Use of the REST interface gives a certain degree of flexibility in the future, as EPrints is not the only software which can be extended to access the HCP in this manner (but see below).

2.2 EPrints

EPrints also has a hierarchical structure, with each installation being made up of one or more ‘repositories’ that can have independent configuration of many options. This includes flexible storage, which allows the use of custom Perl modules for access to storage media that are not supported out of the box. Thus storage can be configured for use for the whole of an EPrints installation, or for individual repositories within this installation, or for specific media types. For the pilot system, a custom module was written and configured to be used in the whole of a test installation of EPrints. It should be noted that the EPrints Wiki documentation on the storage API differs from the API as implemented in the Local module distributed with the software. The latter was used as the model for development rather than the documentation.

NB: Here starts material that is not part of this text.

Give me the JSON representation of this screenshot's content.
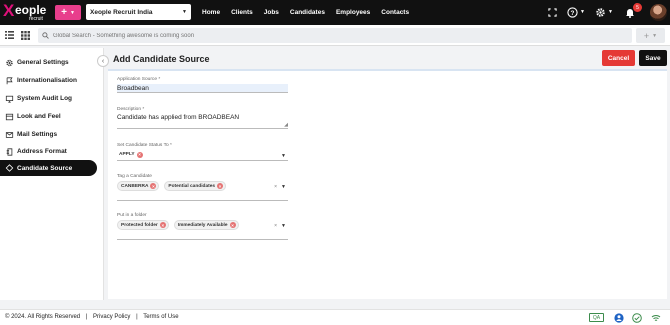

Determining exactly how items in EPrints will relate to those in the HCP is a policy decision for the repository managers. The developed module allows four possible approaches to the deletion of items. This is possible because storage modules do not handle the deletion of information about an item from the EPrints database, and therefore neither its appearance nor removal from the EPrints interface. The four settings for deletion of items in the HCP via the module are:

1. Always report failure without contacting the HCP, so that both EPrints and the HCP appear to be WORM archives;

2. Always report success without contacting the HCP, so that items appear to be removed from EPrints while the HCP is treated as a WORM archive regardless of its configuration;

3. Ask the HCP to delete the item and report success or failure as received in the HCP's response to the request, so that EPrints and the HCP appear to have the same configuration (default);

4. Ask the HCP to delete the item and always report success, so that items can be removed from the EPrints interface while being retained in the HCP. This means that access can be removed from objects that cannot actually be deleted because of the HCP settings.

2.3 Development Approach

The staged approach taken to development was to first ensure access to the HCP, using the Linux curl command with appropriate options to upload a file and then download it again. These curl commands appear in redacted form as comments in the HCP module. A Perl script was then written to upload and download a file using the LWP module. This was chosen rather than the simpler HTTP::Request and HTTP::Response modules because the latter modules did not easily handle the cookie authentication required by the HCP. Finally, the Perl code was adapted to become a module which implemented the EPrints storage API. Each stage was tested by uploading and then downloading a small graphic file (Figure 1).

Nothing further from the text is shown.